例えば上例ではハウジング前板30の側にスライド溝82を、また天板32の側にスライド突起86をそれぞれ設けているが、それらを逆の側に、即ちスライド溝82を天板32の側に、スライド突起86をハウジング前板30の側に設けるといったことも可能であるし、或いはまた天板32を押込端に位置決めするための係合突起89を天板32の側に、また係合凹部88をハウジング前板30の側に形成するといったことも場合により可能である。
【0040】
また上例ではトイレに設置される手洗装置を例として説明したが、本発明は洗面化粧台の手洗装置、或いはカウンターを備えていない手洗装置その他に適用することも可能であるなど、その主旨を逸脱しない範囲において種々変更を加えた形態で構成可能である。
【図面の簡単な説明】
【図1】本発明の一実施例である手洗装置を示す図である。
【図2】同実施例の手洗装置の正面図及び側面図である。
【図3】同実施例の手洗装置の吐水口ハウジング部分の分解斜視図である。
【図4】同実施例の手洗装置の要部切欠正面図及び要部側面断面図である。
【図5】同実施例の吐水口ハウジング部分を分解して示す側面図である。
【図6】同実施例の吐水口ハウジング部分の一部切欠側面図である。
【図7】同実施例の吐水口ハウジングにおける天板の脱着時の作用説明図である。
【符号の説明】
10 壁
12 手洗装置
14 手洗カウンター
16 手洗器
28 吐水口ハウジング
30 ハウジング前板
32 天板
34 吐水口
48 導水管
58 固定片
62 係合爪
Claims (4)
- 手洗カウンターに接するようにしてその上側に吐水口ハウジングが設けられ、該吐水口ハウジングに吐水口が設けられた手洗装置であって、
前記手洗カウンターにハンドルが設けられるとともに該手洗カウンターの下側に水栓本体が設けられて、該水栓本体に対し前記吐水口に水を導くための導水管が接続されており、該導水管は、その上部が前記吐水口ハウジングの内部に収納されて、その先端部が前記吐水口に接続されており、
更に該吐水口ハウジングは、水跳ね防止板を兼ねた全体的に板状をなすハウジング前板と、天板とからなっており、該ハウジング前板はその上部が前方斜め上向きに迫り出す迫出部とされていて、該迫出部に前記吐水口が設けられており、且つ該吐水口ハウジングは、後側の壁に接する状態で設けられていることを特徴とする手洗装置。 - 前記天板を点検口蓋を兼用するものとなし、該天板を前記ハウジング前板に対して前後にスライド可能に嵌合し、前後方向のスライド移動によって脱着するようになしたことを特徴とする請求項1に記載の手洗装置。

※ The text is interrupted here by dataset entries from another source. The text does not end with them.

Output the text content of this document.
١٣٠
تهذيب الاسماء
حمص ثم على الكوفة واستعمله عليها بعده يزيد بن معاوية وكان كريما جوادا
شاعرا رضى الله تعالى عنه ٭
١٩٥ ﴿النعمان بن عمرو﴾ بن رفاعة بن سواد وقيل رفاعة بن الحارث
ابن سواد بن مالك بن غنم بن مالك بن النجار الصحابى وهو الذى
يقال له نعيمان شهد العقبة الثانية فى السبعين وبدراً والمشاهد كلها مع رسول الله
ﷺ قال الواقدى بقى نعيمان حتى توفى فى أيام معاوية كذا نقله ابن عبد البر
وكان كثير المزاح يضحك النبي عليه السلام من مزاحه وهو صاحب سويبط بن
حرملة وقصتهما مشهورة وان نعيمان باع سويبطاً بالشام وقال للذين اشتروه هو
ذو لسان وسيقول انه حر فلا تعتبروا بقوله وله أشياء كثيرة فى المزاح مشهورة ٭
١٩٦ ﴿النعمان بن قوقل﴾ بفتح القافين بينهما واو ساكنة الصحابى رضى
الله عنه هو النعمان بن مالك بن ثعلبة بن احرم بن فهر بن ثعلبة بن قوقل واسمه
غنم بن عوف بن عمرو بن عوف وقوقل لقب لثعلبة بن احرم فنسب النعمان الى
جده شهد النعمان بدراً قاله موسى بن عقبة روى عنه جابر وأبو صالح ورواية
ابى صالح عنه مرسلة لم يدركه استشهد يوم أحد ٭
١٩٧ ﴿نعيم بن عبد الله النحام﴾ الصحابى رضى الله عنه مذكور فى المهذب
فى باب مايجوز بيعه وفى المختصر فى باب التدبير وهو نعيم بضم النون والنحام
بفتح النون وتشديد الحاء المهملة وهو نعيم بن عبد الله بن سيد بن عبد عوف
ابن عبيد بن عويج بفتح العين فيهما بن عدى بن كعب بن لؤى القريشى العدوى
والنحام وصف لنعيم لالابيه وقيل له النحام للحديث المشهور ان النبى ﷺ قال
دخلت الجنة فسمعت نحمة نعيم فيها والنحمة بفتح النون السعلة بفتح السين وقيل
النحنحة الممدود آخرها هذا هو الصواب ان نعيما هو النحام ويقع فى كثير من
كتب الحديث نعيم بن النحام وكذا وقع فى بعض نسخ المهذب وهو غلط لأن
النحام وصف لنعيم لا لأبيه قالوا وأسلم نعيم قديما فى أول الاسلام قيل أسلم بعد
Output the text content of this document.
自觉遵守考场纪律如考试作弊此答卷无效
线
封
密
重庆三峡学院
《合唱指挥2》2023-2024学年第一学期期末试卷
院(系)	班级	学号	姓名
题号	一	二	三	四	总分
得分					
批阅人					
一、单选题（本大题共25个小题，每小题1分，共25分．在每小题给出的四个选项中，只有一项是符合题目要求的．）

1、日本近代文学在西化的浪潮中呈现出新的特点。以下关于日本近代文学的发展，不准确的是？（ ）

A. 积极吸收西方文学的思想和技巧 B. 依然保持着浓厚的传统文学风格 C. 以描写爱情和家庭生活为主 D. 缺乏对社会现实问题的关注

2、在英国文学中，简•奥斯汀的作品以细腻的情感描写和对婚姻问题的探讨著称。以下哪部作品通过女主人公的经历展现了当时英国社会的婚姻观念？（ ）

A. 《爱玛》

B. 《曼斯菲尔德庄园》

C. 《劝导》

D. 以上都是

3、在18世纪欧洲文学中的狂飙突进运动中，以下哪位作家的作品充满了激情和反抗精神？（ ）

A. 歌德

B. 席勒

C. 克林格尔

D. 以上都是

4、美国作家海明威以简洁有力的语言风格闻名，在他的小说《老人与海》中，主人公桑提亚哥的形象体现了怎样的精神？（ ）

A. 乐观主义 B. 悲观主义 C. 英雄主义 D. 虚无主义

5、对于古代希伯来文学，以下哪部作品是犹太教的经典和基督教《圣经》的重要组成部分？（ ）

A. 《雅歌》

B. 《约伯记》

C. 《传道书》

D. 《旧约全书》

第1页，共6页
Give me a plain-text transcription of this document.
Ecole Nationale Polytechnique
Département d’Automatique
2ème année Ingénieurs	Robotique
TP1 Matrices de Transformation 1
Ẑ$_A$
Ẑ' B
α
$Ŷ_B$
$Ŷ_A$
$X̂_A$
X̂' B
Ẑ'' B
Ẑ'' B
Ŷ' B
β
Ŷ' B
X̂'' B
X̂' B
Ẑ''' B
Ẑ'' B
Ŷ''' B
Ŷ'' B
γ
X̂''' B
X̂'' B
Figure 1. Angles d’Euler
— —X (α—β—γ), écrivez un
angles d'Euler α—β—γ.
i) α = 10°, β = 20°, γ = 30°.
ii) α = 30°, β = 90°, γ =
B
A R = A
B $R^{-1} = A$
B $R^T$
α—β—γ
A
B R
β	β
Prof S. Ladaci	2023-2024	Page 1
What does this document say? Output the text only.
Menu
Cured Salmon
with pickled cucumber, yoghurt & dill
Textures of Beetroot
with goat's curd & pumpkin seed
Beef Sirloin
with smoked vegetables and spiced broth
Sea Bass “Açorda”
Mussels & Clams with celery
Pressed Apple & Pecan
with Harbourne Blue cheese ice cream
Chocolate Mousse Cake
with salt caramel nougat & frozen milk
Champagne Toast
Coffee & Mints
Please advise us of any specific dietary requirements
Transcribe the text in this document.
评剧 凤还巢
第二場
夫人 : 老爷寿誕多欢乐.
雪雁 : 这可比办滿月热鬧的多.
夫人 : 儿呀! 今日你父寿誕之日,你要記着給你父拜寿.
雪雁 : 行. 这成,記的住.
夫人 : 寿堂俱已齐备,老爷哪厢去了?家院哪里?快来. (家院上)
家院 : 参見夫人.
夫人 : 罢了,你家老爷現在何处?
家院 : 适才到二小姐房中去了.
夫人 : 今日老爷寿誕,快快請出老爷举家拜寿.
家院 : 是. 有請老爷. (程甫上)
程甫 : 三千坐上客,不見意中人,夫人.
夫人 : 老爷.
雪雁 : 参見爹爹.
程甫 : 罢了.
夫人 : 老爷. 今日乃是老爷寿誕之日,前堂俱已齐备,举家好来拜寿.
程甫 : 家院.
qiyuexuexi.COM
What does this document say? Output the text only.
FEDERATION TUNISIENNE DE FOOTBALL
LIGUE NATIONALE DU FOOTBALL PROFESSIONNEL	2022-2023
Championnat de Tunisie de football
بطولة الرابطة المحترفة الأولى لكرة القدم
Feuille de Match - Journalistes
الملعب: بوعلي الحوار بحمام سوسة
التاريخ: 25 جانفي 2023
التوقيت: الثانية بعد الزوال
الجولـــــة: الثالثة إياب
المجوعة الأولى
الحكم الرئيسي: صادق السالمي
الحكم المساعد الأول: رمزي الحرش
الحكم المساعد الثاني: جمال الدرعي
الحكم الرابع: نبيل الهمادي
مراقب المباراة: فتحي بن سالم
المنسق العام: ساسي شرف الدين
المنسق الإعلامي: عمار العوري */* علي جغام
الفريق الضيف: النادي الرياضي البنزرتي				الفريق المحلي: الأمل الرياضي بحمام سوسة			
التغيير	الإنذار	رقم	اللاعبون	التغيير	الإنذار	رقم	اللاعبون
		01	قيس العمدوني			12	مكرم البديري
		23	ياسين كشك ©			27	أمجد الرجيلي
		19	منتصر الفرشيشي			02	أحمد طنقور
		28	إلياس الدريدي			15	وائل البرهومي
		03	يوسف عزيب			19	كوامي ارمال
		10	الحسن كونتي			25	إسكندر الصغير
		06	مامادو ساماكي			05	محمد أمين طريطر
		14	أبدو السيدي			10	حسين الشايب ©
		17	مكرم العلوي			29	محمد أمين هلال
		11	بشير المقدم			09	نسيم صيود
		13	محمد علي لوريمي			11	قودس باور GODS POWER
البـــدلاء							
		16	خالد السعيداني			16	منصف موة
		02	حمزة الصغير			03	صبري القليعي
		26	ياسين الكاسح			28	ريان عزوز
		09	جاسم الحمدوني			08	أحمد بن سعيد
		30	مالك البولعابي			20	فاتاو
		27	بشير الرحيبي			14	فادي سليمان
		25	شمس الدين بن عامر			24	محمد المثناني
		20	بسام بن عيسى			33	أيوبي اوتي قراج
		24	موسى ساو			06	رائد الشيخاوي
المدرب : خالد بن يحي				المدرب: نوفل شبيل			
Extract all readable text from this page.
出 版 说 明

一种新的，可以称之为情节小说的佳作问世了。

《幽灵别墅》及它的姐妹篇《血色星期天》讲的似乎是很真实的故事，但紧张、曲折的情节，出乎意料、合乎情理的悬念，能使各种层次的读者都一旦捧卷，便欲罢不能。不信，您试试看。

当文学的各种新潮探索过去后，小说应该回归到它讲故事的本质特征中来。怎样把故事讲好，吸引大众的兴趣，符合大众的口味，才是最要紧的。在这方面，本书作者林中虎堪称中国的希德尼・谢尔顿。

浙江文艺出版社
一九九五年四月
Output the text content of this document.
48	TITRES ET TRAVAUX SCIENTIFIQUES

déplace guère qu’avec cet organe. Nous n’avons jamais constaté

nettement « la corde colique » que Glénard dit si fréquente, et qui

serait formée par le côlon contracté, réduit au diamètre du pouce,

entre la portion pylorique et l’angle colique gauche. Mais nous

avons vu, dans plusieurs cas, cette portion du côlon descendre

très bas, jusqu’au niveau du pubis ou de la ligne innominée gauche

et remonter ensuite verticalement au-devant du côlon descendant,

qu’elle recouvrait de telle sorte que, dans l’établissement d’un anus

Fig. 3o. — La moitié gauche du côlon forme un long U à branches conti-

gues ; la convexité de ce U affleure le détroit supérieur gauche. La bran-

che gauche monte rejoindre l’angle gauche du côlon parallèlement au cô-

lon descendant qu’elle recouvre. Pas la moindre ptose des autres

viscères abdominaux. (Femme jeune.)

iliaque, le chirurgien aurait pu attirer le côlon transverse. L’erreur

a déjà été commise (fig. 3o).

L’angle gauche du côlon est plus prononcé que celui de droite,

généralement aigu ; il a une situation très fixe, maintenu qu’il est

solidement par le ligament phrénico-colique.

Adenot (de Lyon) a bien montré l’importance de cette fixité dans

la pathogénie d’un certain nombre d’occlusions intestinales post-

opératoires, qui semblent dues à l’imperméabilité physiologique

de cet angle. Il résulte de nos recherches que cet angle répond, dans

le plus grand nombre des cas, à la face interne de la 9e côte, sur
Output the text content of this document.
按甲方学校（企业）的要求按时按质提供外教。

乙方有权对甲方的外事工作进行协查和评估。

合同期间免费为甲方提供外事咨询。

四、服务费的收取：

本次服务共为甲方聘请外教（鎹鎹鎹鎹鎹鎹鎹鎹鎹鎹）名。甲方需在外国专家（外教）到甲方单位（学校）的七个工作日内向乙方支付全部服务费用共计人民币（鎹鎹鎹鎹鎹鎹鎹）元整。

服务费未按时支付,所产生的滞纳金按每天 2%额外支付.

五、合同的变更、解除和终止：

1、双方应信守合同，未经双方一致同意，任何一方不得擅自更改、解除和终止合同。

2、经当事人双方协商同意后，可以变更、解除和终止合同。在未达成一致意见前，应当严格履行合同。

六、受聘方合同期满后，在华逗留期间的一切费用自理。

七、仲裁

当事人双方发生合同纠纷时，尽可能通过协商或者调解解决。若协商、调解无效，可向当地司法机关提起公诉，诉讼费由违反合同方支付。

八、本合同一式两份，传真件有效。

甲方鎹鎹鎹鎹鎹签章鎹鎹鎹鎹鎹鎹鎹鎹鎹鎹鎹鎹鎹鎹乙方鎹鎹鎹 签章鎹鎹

- 前記ハウジング前板の上端部に固定片を設けて該固定片において該ハウジング前板を後側の壁に固定する一方、下端には係止爪を設けて該係止爪を下側の手洗器に係止させ、前後方向の位置決めをなしたことを特徴とする請求項1又は2に記載の手洗装置。
- 前記固定片は前記天板に隠れる位置に設けてあることを特徴とする請求項3に記載の手洗装置。